🤖 AI Summary
To address the challenges of prolonged training duration, opaque decision-making processes, and high deployment risks in multi-robot systems trained via multi-agent reinforcement learning (MARL), this paper proposes an LLM-Augmented MARL framework. Our method introduces, for the first time, an LLM-based linguistic negotiation mechanism among robots, dynamically coupling natural-language task coordination with policy learning to enable adaptive mode switching during training. We further design a language-driven action planning module and a hybrid decision architecture, wherein the LLM generates executable task plans and actively guides real-time RL policy updates. Experimental results demonstrate that, while maintaining equivalent task performance, the proposed framework reduces training episodes by an average of 42%. It also accelerates safe deployment from simulation to physical robots, outperforming pure RL baselines in real-world evaluations.
📝 Abstract
Multi-agent reinforcement learning is a key method for training multi-robot systems over a series of episodes in which robots are rewarded or punished according to their performance; only once the system is trained to a suitable standard is it deployed in the real world.

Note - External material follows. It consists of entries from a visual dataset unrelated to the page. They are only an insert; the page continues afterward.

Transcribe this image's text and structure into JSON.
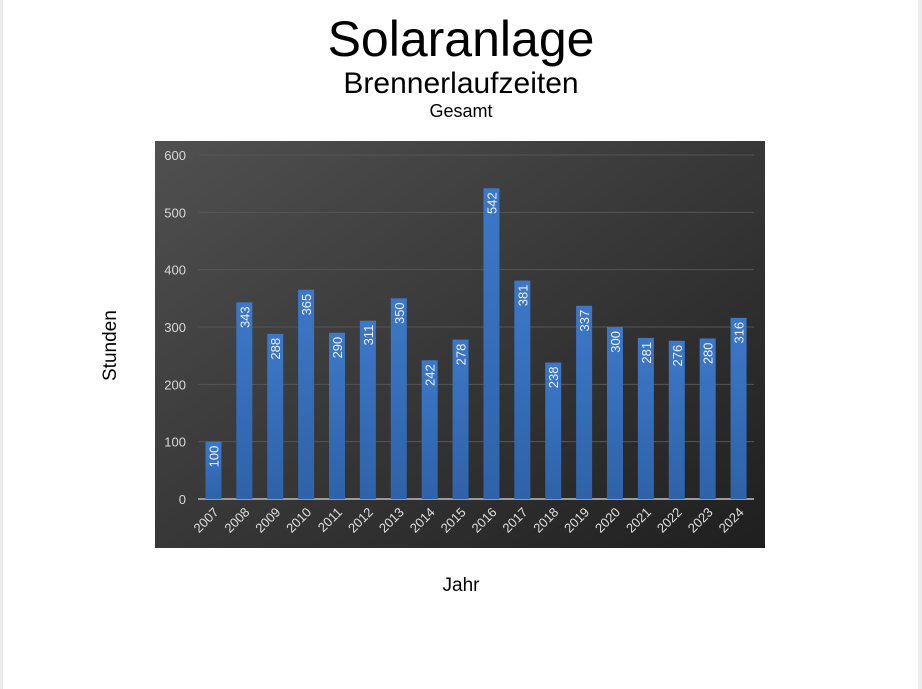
{
  "chart_data": {
    "type": "bar",
    "title": "Solaranlage",
    "subtitle": "Brennerlaufzeiten",
    "subsubtitle": "Gesamt",
    "xlabel": "Jahr",
    "ylabel": "Stunden",
    "ylim": [
      0,
      600
    ],
    "yticks": [
      0,
      100,
      200,
      300,
      400,
      500,
      600
    ],
    "grid": true,
    "categories": [
      "2007",
      "2008",
      "2009",
      "2010",
      "2011",
      "2012",
      "2013",
      "2014",
      "2015",
      "2016",
      "2017",
      "2018",
      "2019",
      "2020",
      "2021",
      "2022",
      "2023",
      "2024"
    ],
    "values": [
      100,
      343,
      288,
      365,
      290,
      311,
      350,
      242,
      278,
      542,
      381,
      238,
      337,
      300,
      281,
      276,
      280,
      316
    ],
    "bar_color": "#3a72c0",
    "background_color": "#3a3a3a"
  }
}
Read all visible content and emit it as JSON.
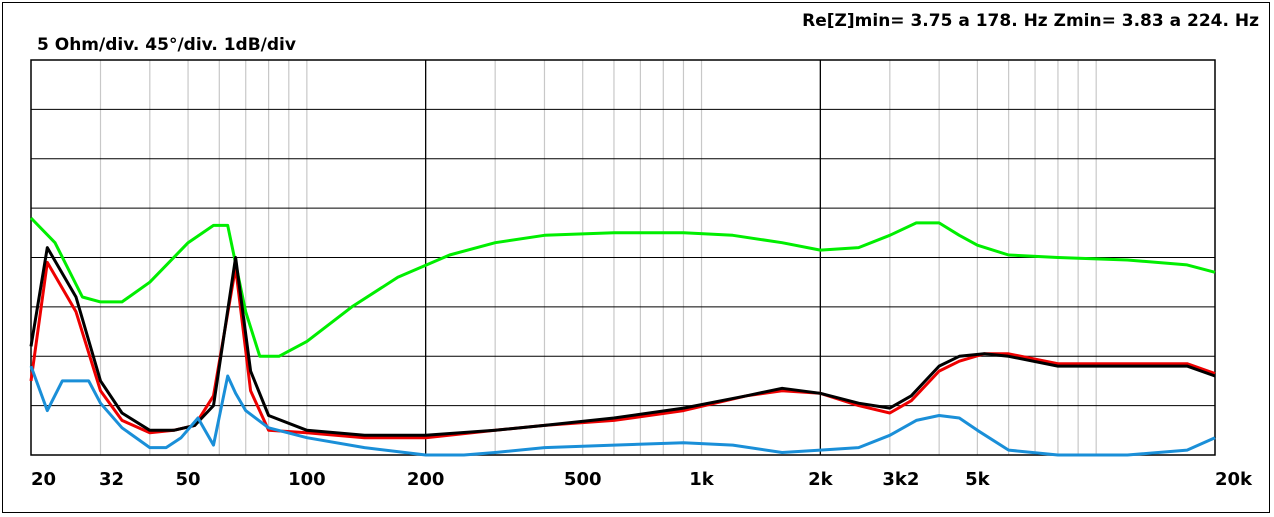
{
  "header": {
    "min_readout": "Re[Z]min= 3.75 a 178. Hz  Zmin= 3.83 a 224. Hz",
    "scale_label": "5 Ohm/div. 45°/div. 1dB/div"
  },
  "chart_data": {
    "type": "line",
    "x_scale": "log",
    "xlim": [
      20,
      20000
    ],
    "y_divisions": 8,
    "grid": true,
    "x_tick_labels": [
      {
        "label": "20",
        "x": 20
      },
      {
        "label": "32",
        "x": 32
      },
      {
        "label": "50",
        "x": 50
      },
      {
        "label": "100",
        "x": 100
      },
      {
        "label": "200",
        "x": 200
      },
      {
        "label": "500",
        "x": 500
      },
      {
        "label": "1k",
        "x": 1000
      },
      {
        "label": "2k",
        "x": 2000
      },
      {
        "label": "3k2",
        "x": 3200
      },
      {
        "label": "5k",
        "x": 5000
      },
      {
        "label": "20k",
        "x": 20000
      }
    ],
    "series": [
      {
        "color": "#00ee00",
        "x": [
          20,
          23,
          27,
          30,
          34,
          40,
          50,
          58,
          63,
          70,
          76,
          85,
          100,
          130,
          170,
          230,
          300,
          400,
          600,
          900,
          1200,
          1600,
          2000,
          2500,
          3000,
          3500,
          4000,
          4500,
          5000,
          6000,
          8000,
          12000,
          17000,
          20000
        ],
        "y": [
          4.8,
          4.3,
          3.2,
          3.1,
          3.1,
          3.5,
          4.3,
          4.65,
          4.65,
          2.9,
          2.0,
          2.0,
          2.3,
          3.0,
          3.6,
          4.05,
          4.3,
          4.45,
          4.5,
          4.5,
          4.45,
          4.3,
          4.15,
          4.2,
          4.45,
          4.7,
          4.7,
          4.45,
          4.25,
          4.05,
          4.0,
          3.95,
          3.85,
          3.7
        ]
      },
      {
        "color": "#ee0000",
        "x": [
          20,
          22,
          26,
          30,
          34,
          40,
          46,
          52,
          58,
          66,
          72,
          80,
          100,
          140,
          200,
          300,
          400,
          600,
          900,
          1300,
          1600,
          2000,
          2500,
          3000,
          3400,
          4000,
          4500,
          5200,
          6000,
          8000,
          12000,
          17000,
          20000
        ],
        "y": [
          1.5,
          3.9,
          2.9,
          1.3,
          0.7,
          0.45,
          0.5,
          0.6,
          1.2,
          3.8,
          1.3,
          0.5,
          0.45,
          0.35,
          0.35,
          0.5,
          0.6,
          0.7,
          0.9,
          1.2,
          1.3,
          1.25,
          1.0,
          0.85,
          1.1,
          1.7,
          1.9,
          2.05,
          2.05,
          1.85,
          1.85,
          1.85,
          1.65
        ]
      },
      {
        "color": "#000000",
        "x": [
          20,
          22,
          26,
          30,
          34,
          40,
          46,
          52,
          58,
          66,
          72,
          80,
          100,
          140,
          200,
          300,
          400,
          600,
          900,
          1300,
          1600,
          2000,
          2500,
          3000,
          3400,
          4000,
          4500,
          5200,
          6000,
          8000,
          12000,
          17000,
          20000
        ],
        "y": [
          2.2,
          4.2,
          3.2,
          1.5,
          0.85,
          0.5,
          0.5,
          0.6,
          1.0,
          4.0,
          1.7,
          0.8,
          0.5,
          0.4,
          0.4,
          0.5,
          0.6,
          0.75,
          0.95,
          1.2,
          1.35,
          1.25,
          1.05,
          0.95,
          1.2,
          1.8,
          2.0,
          2.05,
          2.0,
          1.8,
          1.8,
          1.8,
          1.6
        ]
      },
      {
        "color": "#1a8fd8",
        "x": [
          20,
          22,
          24,
          26,
          28,
          30,
          34,
          40,
          44,
          48,
          53,
          58,
          63,
          66,
          70,
          80,
          100,
          140,
          200,
          250,
          300,
          400,
          600,
          900,
          1200,
          1600,
          2000,
          2500,
          3000,
          3500,
          4000,
          4500,
          5000,
          6000,
          8000,
          12000,
          17000,
          20000
        ],
        "y": [
          1.8,
          0.9,
          1.5,
          1.5,
          1.5,
          1.05,
          0.55,
          0.15,
          0.15,
          0.35,
          0.75,
          0.2,
          1.6,
          1.25,
          0.9,
          0.55,
          0.35,
          0.15,
          0.0,
          0.0,
          0.05,
          0.15,
          0.2,
          0.25,
          0.2,
          0.05,
          0.1,
          0.15,
          0.4,
          0.7,
          0.8,
          0.75,
          0.5,
          0.1,
          0.0,
          0.0,
          0.1,
          0.35
        ]
      }
    ]
  }
}
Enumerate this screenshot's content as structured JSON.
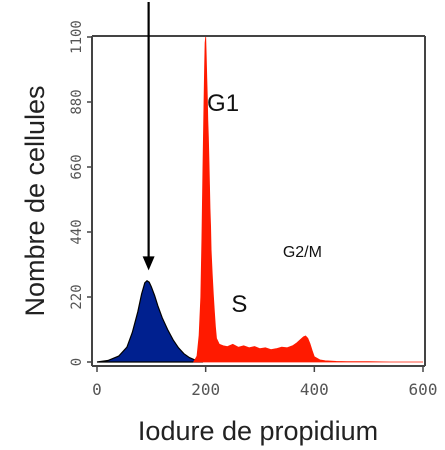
{
  "chart_data": {
    "type": "area",
    "xlabel": "Iodure de propidium",
    "ylabel": "Nombre de cellules",
    "xlim": [
      0,
      600
    ],
    "ylim": [
      0,
      1100
    ],
    "x_ticks": [
      0,
      200,
      400,
      600
    ],
    "y_ticks": [
      0,
      220,
      440,
      660,
      880,
      1100
    ],
    "x_tick_labels": [
      "0",
      "200",
      "400",
      "600"
    ],
    "y_tick_labels": [
      "0",
      "220",
      "440",
      "660",
      "880",
      "1100"
    ],
    "grid": false,
    "series": [
      {
        "color": "#00208f",
        "x": [
          0,
          20,
          40,
          55,
          65,
          75,
          82,
          88,
          92,
          96,
          100,
          106,
          112,
          120,
          130,
          140,
          150,
          160,
          170,
          180,
          190,
          195
        ],
        "values": [
          0,
          5,
          20,
          50,
          100,
          170,
          230,
          268,
          275,
          270,
          255,
          225,
          190,
          150,
          110,
          75,
          48,
          28,
          15,
          7,
          3,
          0
        ]
      },
      {
        "color": "#ff1a00",
        "x": [
          178,
          184,
          188,
          191,
          193,
          195,
          197,
          198,
          199,
          200,
          201,
          202,
          203,
          204,
          205,
          206,
          207,
          208,
          209,
          210,
          212,
          214,
          216,
          218,
          220,
          225,
          232,
          240,
          250,
          260,
          270,
          280,
          290,
          300,
          310,
          320,
          330,
          340,
          350,
          360,
          368,
          374,
          380,
          384,
          388,
          392,
          396,
          400,
          410,
          420,
          440,
          460,
          480,
          500,
          540,
          580,
          600
        ],
        "values": [
          0,
          20,
          90,
          220,
          420,
          650,
          880,
          1000,
          1080,
          1100,
          1040,
          960,
          900,
          820,
          760,
          690,
          600,
          520,
          460,
          380,
          300,
          230,
          170,
          120,
          80,
          60,
          55,
          52,
          60,
          50,
          55,
          48,
          52,
          45,
          48,
          42,
          45,
          50,
          48,
          55,
          65,
          75,
          85,
          88,
          80,
          62,
          38,
          18,
          7,
          4,
          2,
          1,
          1,
          1,
          0,
          0,
          0
        ]
      }
    ],
    "annotations": [
      {
        "text": "G1",
        "x": 232,
        "y": 850
      },
      {
        "text": "S",
        "x": 262,
        "y": 170
      },
      {
        "text": "G2/M",
        "x": 378,
        "y": 355
      }
    ],
    "arrow": {
      "x": 95,
      "y_start": 1260,
      "y_end": 310
    }
  }
}
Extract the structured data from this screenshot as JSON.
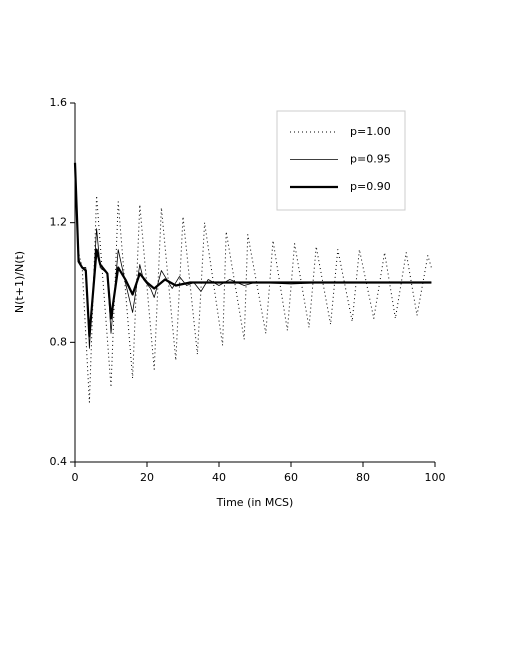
{
  "chart_data": {
    "type": "line",
    "xlabel": "Time (in MCS)",
    "ylabel": "N(t+1)/N(t)",
    "xlim": [
      0,
      100
    ],
    "xticks": [
      0,
      20,
      40,
      60,
      80,
      100
    ],
    "ylim": [
      0.4,
      1.6
    ],
    "yticks": [
      0.4,
      0.8,
      1.2,
      1.6
    ],
    "legend": "upper right",
    "series": [
      {
        "name": "p=1.00",
        "color": "#000000",
        "linestyle": "dotted",
        "linewidth": 1,
        "x": [
          0,
          1,
          2,
          4,
          6,
          10,
          12,
          16,
          18,
          22,
          24,
          28,
          30,
          34,
          36,
          41,
          42,
          47,
          48,
          53,
          55,
          59,
          61,
          65,
          67,
          71,
          73,
          77,
          79,
          83,
          86,
          89,
          92,
          95,
          98,
          99
        ],
        "values": [
          1.4,
          1.1,
          1.05,
          0.6,
          1.29,
          0.65,
          1.27,
          0.68,
          1.26,
          0.71,
          1.25,
          0.74,
          1.22,
          0.76,
          1.2,
          0.79,
          1.17,
          0.81,
          1.16,
          0.83,
          1.14,
          0.84,
          1.13,
          0.85,
          1.12,
          0.86,
          1.11,
          0.87,
          1.11,
          0.88,
          1.1,
          0.88,
          1.1,
          0.89,
          1.09,
          1.05
        ]
      },
      {
        "name": "p=0.95",
        "color": "#000000",
        "linestyle": "solid",
        "linewidth": 0.8,
        "x": [
          0,
          1,
          2,
          3,
          4,
          6,
          7,
          9,
          10,
          12,
          14,
          16,
          18,
          19,
          21,
          22,
          24,
          27,
          29,
          31,
          33,
          35,
          37,
          40,
          43,
          47,
          50,
          60,
          70,
          80,
          90,
          99
        ],
        "values": [
          1.4,
          1.08,
          1.05,
          1.05,
          0.78,
          1.18,
          1.05,
          1.03,
          0.83,
          1.11,
          1.0,
          0.9,
          1.06,
          1.01,
          0.98,
          0.95,
          1.04,
          0.98,
          1.02,
          0.99,
          1.0,
          0.97,
          1.01,
          0.99,
          1.01,
          0.99,
          1.0,
          0.995,
          1.0,
          1.0,
          1.0,
          1.0
        ]
      },
      {
        "name": "p=0.90",
        "color": "#000000",
        "linestyle": "solid",
        "linewidth": 2.2,
        "x": [
          0,
          1,
          2,
          3,
          4,
          6,
          7,
          9,
          10,
          12,
          14,
          16,
          18,
          20,
          22,
          25,
          28,
          32,
          40,
          60,
          80,
          99
        ],
        "values": [
          1.4,
          1.07,
          1.05,
          1.04,
          0.82,
          1.11,
          1.06,
          1.03,
          0.88,
          1.05,
          1.01,
          0.96,
          1.03,
          1.0,
          0.98,
          1.01,
          0.99,
          1.0,
          1.0,
          1.0,
          1.0,
          1.0
        ]
      }
    ]
  }
}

If the system is not trained enough, the task will likely not be completed and could pose a risk to the surrounding environment. We introduce Multi-Agent Reinforcement Learning guided by Language-based Inter-Robot Negotiation (MARLIN), in which the training process requires fewer training episodes to reach peak performance. Robots are equipped with large language models that negotiate and debate a task, producing plans used to guide the policy during training. The approach dynamically switches between using reinforcement learning and large language model-based action negotiation throughout training. This reduces the number of training episodes required, compared to standard multi-agent reinforcement learning, and hence allows the system to be deployed to physical hardware earlier. The performance of this approach is evaluated against multi-agent reinforcement learning, showing that our hybrid method achieves comparable results with significantly reduced training time.